If you’re looking to add more meal planning into your life this year, then you’ve come to the right place. We’ve gathered up some of the most helpful tips to make your weekly dinner routine a whole lot easier. Whether you’re planning meals for your Ocean Isle Beach vacation or for your regular routine at home, read these suggestions first.
As with most things in life, a little proactive planning and prep work goes a long way. Avoid that daunting feeling of dread as dinnertime approaches by feeling prepared and ready for the week ahead—and apply these strategies all year long. Let’s do this!
Get Inspired with Recipes
Find some motivation for your meal planning by perusing recipes that inspire you. Whether you like paging through colorful cookbooks, pinning mouthwatering recipes on Pinterest, or swapping favorite recipes with friends and families, find meals that inspire your desire (or lack thereof).
Keep It Simple
You do not have to make a meal plan for breakfast, lunch, and dinner. Start small and keep it simple. Avoid overly complicated recipes that require special ingredients that are hard to find. Set yourself up for success by starting with meals you and your family already know and love. Focus getting yourself in the meal-planning routine, and then you can elevate your expectations when you’re ready.
Assess Your Week
Before you start planning meals for every night of the week, take a look at your calendar and know what you have planned. For nights where you have events or commitments outside the home, consider super simple meals that are ready to go, or plan to eat out on those nights if it makes your life easier. Meal plan smarter, not harder.
Assign a Day to Shop & Prep
Whenever possible, set aside a specific day of the week to grocery shop and to do your prep work for the week. It doesn’t matter which day you choose as long as you know what day that is and you are prepared for it. A routine just makes it easier to make your weekly meal plan successful.
Take Stock of Your Pantry & Freezer
Start by taking a good long look at what you already have in your pantry and freezer. Take inspiration from those ingredients and find recipes that will work with what you already have on hand. Consider keeping your pantry and freezer stocked with the staple ingredients you know your family enjoys and that you tend to use often.
Write Out Your Weekly Meal Plan
Writing out your meal plan gives you (and your family) a visual reference of what’s ahead for the week. It also preempts that question: “What’s for dinner?” that you probably hear every night from your family. Write out a quick nightly or weekly list and keep it in a central location for everyone’s reference.
Make a Shopping List of What You Need
Once you know what you want to make and what you already have in your kitchen, it’s time to make a shopping list of what you still need. Try to stick to that list in order to avoid buying things you don’t need or duplicating what you already have at home.
Prep in Advance
Whenever you have the time to do a little prep work, take advantage of that time. A little cutting, chopping, washing, and even cooking ahead can make a big difference in a busy week. You’ll thank yourself later! It also makes it easier for your family to grab what they need for lunches or snacks when it’s right there in the fridge and ready to go.
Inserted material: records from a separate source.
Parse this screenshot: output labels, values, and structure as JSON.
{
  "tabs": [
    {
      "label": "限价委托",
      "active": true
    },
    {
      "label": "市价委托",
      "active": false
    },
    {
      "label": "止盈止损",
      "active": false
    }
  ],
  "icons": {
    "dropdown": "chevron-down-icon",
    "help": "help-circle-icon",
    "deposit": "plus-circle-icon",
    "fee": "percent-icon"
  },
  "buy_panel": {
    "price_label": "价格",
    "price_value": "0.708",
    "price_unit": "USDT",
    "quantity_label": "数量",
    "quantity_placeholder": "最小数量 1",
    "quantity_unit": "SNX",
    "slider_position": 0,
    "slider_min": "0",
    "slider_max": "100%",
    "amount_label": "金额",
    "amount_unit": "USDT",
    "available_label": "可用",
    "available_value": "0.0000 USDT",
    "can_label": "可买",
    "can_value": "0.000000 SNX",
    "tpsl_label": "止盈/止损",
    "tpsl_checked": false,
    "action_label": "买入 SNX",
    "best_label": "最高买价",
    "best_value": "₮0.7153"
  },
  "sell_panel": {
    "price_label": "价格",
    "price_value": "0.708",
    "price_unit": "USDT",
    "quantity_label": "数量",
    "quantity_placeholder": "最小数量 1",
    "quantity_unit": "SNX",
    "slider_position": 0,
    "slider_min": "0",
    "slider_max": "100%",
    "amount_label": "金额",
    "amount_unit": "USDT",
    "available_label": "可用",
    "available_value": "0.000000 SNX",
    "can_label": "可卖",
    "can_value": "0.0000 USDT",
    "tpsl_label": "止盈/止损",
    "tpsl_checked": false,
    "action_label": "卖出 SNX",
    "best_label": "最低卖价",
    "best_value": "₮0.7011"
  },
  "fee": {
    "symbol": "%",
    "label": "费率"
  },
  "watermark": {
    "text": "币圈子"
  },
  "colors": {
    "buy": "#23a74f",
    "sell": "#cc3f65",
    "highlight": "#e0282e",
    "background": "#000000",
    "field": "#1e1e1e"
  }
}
Consider Using Theme Nights
Choosing a theme once a week or even a few nights a week helps keep a focus on your meal planning. If you know that it’s Meatless Monday or Taco Tuesday then you already have a head start on what you’re making. Don’t worry, you can venture outside of the alliteration and have Pasta Wednesday or Soup and Salad Thursday. No one is going to judge you.
Get Your Family Involved
Take advantage of crowdsourcing the meal plan by inviting input from your family. They know what they like and often can remind you of recipes that you’ve already forgotten. You can even assign the older members of your family the responsibility of choosing and planning one meal each week. That’s one less thing on your plate.
Cook Once, Eat Twice
Batch cooking allows you to enjoy a meal while also saving a portion of it for another time. You can double a recipe so that you can put half of it away in the freezer for a busy night. Or maybe you have a lighter day where you have time to make something ahead of time like soup or chili. Freeze it so you can have ready-to-go meals on nights when you don’t have the time to cook from scratch.
Overlap Ingredients
If you’re making a whole roast chicken for dinner one night, you’ll certainly have enough of it to use in another meal that same week. Fajitas? Pot pie? Soup? Plan accordingly so you can overlap the ingredients you’re already making to use in another dish.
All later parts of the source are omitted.